New research shows that cancer cells are more resistant to being destroyed by the immune system than was previously thought.  

The findings show the importance of understanding the specific mutations present in a patient’s cancer to find the most effective treatment. 

Tumour suppressor genes

Tumour suppressor genes are genes that regulate cell growth and prevent cancerous cells from spreading. These same genes are associated with cancer development when they are absent or have variants that cause them to function differently.

For a long time, it was thought that that these genes were mostly related to regulating cell growth and division, but new research suggests that a larger proportion of these genes are involved in evading the immune system than previously expected.

The research, led by Gregor Mendel Professor of Genetics and Medicine Dr Stephen Elledge at Harvard Medical School, looked at 7,500 genes associated with cancer. The study used CRISPR genome editing to make cells that lacked functional versions of each gene in turn.

Researchers looked at which cells grew into tumours in mice, identifying over 100 genes that prevented the immune system from detecting the tumours.
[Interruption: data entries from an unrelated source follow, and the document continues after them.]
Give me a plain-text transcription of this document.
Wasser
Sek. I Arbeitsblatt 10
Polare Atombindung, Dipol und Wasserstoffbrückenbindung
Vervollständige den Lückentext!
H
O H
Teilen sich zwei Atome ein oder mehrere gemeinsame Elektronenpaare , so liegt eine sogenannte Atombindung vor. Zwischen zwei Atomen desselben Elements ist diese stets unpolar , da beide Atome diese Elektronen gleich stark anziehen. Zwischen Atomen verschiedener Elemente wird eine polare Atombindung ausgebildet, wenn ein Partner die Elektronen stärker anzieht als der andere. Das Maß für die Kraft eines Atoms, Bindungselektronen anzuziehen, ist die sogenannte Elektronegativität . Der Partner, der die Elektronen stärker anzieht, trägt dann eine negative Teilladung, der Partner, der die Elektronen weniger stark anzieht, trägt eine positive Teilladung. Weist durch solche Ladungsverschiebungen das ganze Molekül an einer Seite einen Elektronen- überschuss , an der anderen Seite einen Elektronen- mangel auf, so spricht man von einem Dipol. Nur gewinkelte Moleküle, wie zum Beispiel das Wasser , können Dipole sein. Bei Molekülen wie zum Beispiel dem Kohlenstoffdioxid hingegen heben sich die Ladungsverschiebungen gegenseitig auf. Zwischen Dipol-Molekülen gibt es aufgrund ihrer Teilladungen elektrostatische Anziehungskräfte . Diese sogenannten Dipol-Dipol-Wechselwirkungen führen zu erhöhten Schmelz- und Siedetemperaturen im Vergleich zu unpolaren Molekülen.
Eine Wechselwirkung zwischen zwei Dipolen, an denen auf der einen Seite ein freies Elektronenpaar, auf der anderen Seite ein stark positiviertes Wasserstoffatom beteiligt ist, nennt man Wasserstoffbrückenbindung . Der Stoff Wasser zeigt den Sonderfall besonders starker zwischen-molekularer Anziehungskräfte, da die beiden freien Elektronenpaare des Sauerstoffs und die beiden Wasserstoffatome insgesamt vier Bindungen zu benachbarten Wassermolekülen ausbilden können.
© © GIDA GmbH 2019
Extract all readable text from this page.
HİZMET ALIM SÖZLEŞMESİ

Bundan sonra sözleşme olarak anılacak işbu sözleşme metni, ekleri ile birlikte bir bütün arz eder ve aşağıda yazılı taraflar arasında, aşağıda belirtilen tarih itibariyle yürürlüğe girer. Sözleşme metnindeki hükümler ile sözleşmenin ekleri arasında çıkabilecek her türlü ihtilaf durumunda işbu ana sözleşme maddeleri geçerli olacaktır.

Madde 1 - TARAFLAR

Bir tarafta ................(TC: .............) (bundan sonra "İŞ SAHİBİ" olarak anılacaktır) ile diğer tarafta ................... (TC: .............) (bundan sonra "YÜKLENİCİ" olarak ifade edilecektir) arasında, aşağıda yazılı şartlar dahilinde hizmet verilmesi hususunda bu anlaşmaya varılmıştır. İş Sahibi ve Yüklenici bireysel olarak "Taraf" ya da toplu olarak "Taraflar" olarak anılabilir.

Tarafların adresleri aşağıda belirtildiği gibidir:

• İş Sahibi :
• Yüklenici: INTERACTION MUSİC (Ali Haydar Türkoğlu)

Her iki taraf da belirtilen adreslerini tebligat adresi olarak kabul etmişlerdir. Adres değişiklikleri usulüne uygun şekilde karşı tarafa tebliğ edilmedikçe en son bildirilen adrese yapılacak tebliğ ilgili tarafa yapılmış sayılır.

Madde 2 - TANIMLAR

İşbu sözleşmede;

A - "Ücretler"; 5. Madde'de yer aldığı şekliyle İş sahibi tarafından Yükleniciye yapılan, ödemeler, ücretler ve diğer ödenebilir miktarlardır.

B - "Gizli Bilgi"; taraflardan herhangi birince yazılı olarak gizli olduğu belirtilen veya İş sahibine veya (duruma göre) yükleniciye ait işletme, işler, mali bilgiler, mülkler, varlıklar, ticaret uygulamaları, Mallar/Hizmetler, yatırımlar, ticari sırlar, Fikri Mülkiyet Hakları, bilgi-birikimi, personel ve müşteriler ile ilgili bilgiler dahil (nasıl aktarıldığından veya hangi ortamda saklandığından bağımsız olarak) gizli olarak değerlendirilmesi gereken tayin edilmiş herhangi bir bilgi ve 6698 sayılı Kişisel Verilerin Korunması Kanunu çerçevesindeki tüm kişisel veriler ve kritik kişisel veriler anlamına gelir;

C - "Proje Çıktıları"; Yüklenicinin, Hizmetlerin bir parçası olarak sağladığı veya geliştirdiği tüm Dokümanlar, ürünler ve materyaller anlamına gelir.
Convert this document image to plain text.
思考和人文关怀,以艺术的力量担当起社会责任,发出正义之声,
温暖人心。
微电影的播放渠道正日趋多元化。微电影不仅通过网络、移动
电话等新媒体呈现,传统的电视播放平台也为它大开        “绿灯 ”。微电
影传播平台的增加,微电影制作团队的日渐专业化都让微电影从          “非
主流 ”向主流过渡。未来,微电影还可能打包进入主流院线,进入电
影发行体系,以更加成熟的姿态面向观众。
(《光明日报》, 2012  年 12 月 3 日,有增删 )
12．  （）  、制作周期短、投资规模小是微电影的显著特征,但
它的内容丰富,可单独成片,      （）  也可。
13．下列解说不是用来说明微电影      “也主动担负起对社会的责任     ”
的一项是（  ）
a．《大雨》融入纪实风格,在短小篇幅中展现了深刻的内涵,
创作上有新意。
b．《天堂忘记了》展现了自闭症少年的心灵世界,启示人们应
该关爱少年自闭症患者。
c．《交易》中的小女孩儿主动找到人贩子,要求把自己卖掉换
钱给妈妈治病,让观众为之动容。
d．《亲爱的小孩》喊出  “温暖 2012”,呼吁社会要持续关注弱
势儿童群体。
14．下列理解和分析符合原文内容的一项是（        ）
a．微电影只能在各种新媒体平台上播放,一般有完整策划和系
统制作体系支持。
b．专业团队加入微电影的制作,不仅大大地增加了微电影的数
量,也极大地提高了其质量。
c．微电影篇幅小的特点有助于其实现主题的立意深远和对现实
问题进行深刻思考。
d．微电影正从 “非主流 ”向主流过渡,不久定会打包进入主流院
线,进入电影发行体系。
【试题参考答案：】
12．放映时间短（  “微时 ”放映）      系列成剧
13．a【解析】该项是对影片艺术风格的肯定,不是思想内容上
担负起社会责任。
“The shock was that these genes are all about getting around the immune system, as opposed to simply saying ‘grow, grow, grow!’” said Dr Elledge.

Checkpoint inhibitors

Although this discovery is surprising, the ability of tumours to evade the immune system is well documented. One example is where cancer cells produce proteins that deactivate immune cells that would otherwise attack the tumour. A class of cancer drugs called checkpoint inhibitors take advantage of this by blocking these proteins.

Checkpoint inhibitors such as pembrolizumab for lung cancer are already being used in the NHS, and for patients with the right types of tumour, they can offer excellent results. They only work in some types of cancer, however and can have serious side effects, so they need to be carefully matched to appropriate patients.

Dr Elledge’s team plan to look in detail at the mechanisms by which the genes they have identified evade the immune system. They hope to find shared strategies or pathways that could serve as targets for new therapies.

Please note: This article is for informational or educational purposes, and does not substitute professional medical advice.